Might you not find some positive work to do with your back to Church and State, letting your back do all the rejection of them? Can you not go upon your pilgrimage, Peter, along the winding mountain path whither you face? A step more will make those funereal church bells over your shoulder sound far and sweet as a natural sound.


Why not make a very large mud pie and bake it in the sun! Only put no Church nor State into it, nor upset any other pepper-box that way. Dig out a woodchuck,—for that has nothing to do with rotting institutions. Go ahead.
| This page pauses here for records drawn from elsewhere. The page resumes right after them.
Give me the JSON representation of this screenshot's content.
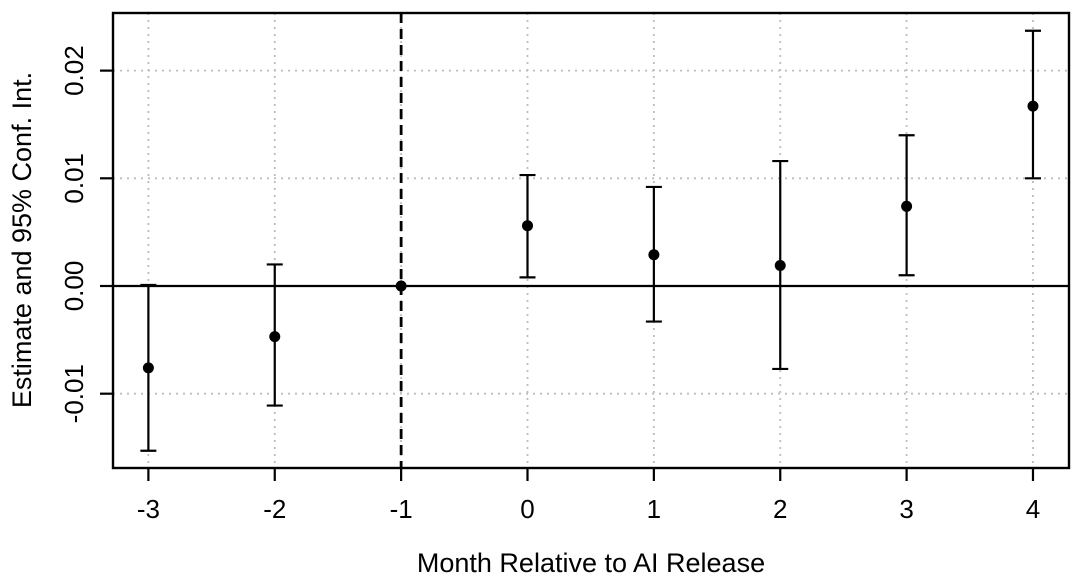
{
  "chart_data": {
    "type": "scatter",
    "subtype": "event-study-errorbar",
    "title": "",
    "xlabel": "Month Relative to AI Release",
    "ylabel": "Estimate and 95% Conf. Int.",
    "x": [
      -3,
      -2,
      -1,
      0,
      1,
      2,
      3,
      4
    ],
    "series": [
      {
        "name": "estimate",
        "values": [
          -0.0076,
          -0.0047,
          0.0,
          0.0056,
          0.0029,
          0.0019,
          0.0074,
          0.0167
        ]
      },
      {
        "name": "ci_lower_95",
        "values": [
          -0.0153,
          -0.0111,
          0.0,
          0.0008,
          -0.0033,
          -0.0077,
          0.001,
          0.01
        ]
      },
      {
        "name": "ci_upper_95",
        "values": [
          0.0001,
          0.002,
          0.0,
          0.0103,
          0.0092,
          0.0116,
          0.014,
          0.0237
        ]
      }
    ],
    "x_ticks": {
      "values": [
        -3,
        -2,
        -1,
        0,
        1,
        2,
        3,
        4
      ],
      "labels": [
        "-3",
        "-2",
        "-1",
        "0",
        "1",
        "2",
        "3",
        "4"
      ]
    },
    "y_ticks": {
      "values": [
        -0.01,
        0.0,
        0.01,
        0.02
      ],
      "labels": [
        "-0.01",
        "0.00",
        "0.01",
        "0.02"
      ]
    },
    "xlim": [
      -3.28,
      4.285
    ],
    "ylim": [
      -0.0169,
      0.02535
    ],
    "reference_vline_x": -1,
    "reference_vline_style": "dashed",
    "zero_hline_y": 0,
    "grid": "dotted",
    "legend_position": "none",
    "marker": "filled-circle",
    "colors": {
      "points": "#000000",
      "error_bars": "#000000",
      "grid": "#BDBDBD",
      "axis": "#000000",
      "reference_lines": "#000000",
      "background": "#FFFFFF"
    }
  }
}
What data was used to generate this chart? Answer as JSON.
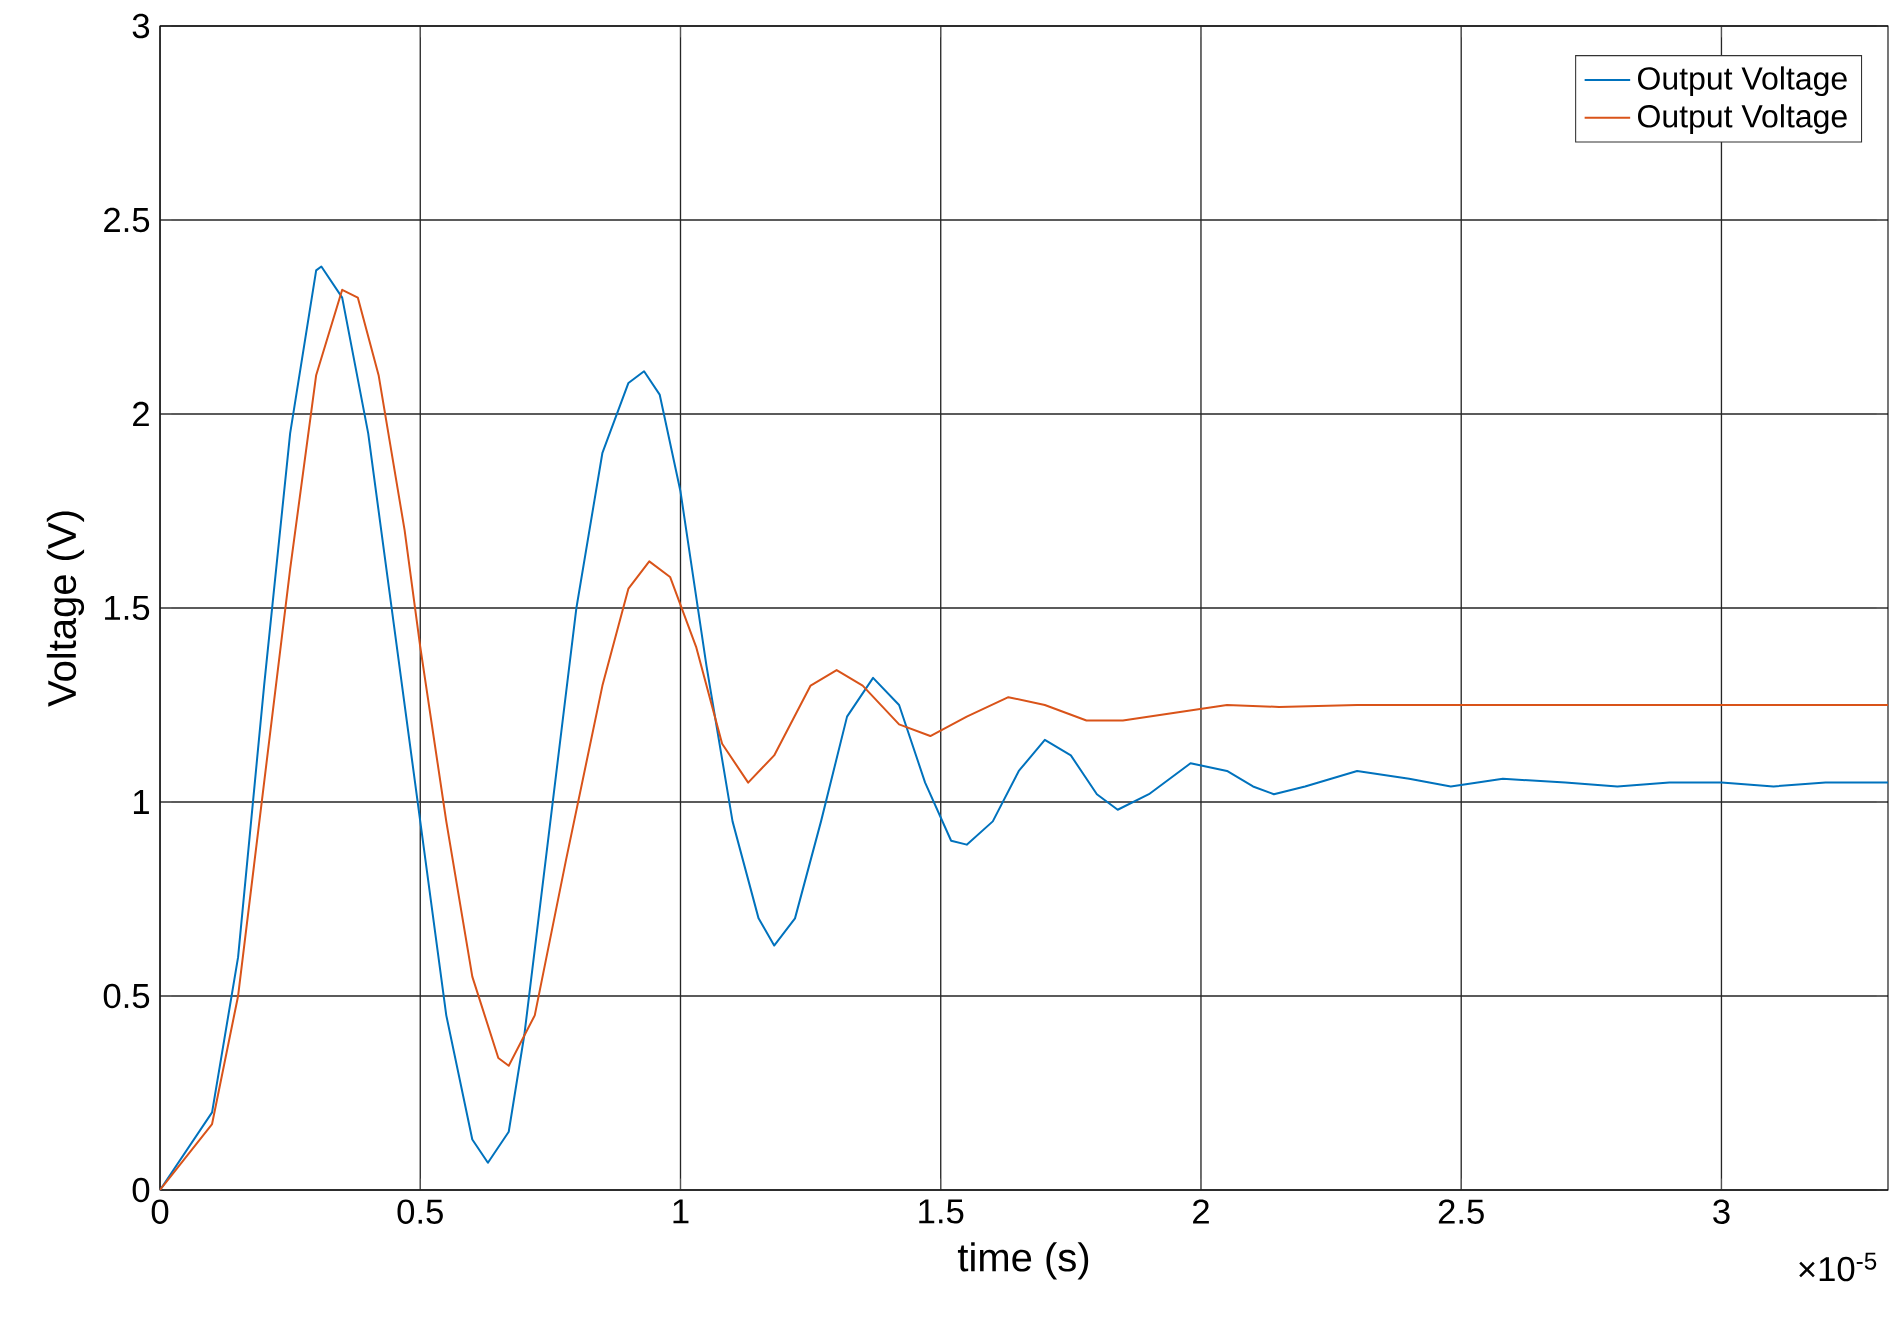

Whether a man spends his day in an ecstasy or despondency, he must do some work to show for it, even as there are flesh and bones to show for him. We are superior to the joy we experience.

Your last two letters, methinks, have more nerve and will in them than usual, as if you had erected yourself more. Why are not they good work, if you only had a hundred correspondents to tax you?

Make your failure tragical by the earnestness and steadfastness of your endeavor, and then it will not differ from success. Prove it to be the inevitable fate of mortals,—of one mortal,—if you can.

You said that you were writing on Immortality. I wish you would communicate to me what you know about that. You are sure to live while that is your theme.

Thus I write on some text which a sentence of your letters may have furnished.

I think of coming to see you as soon as I get a new coat, if I have money enough left. I will write to you again about it.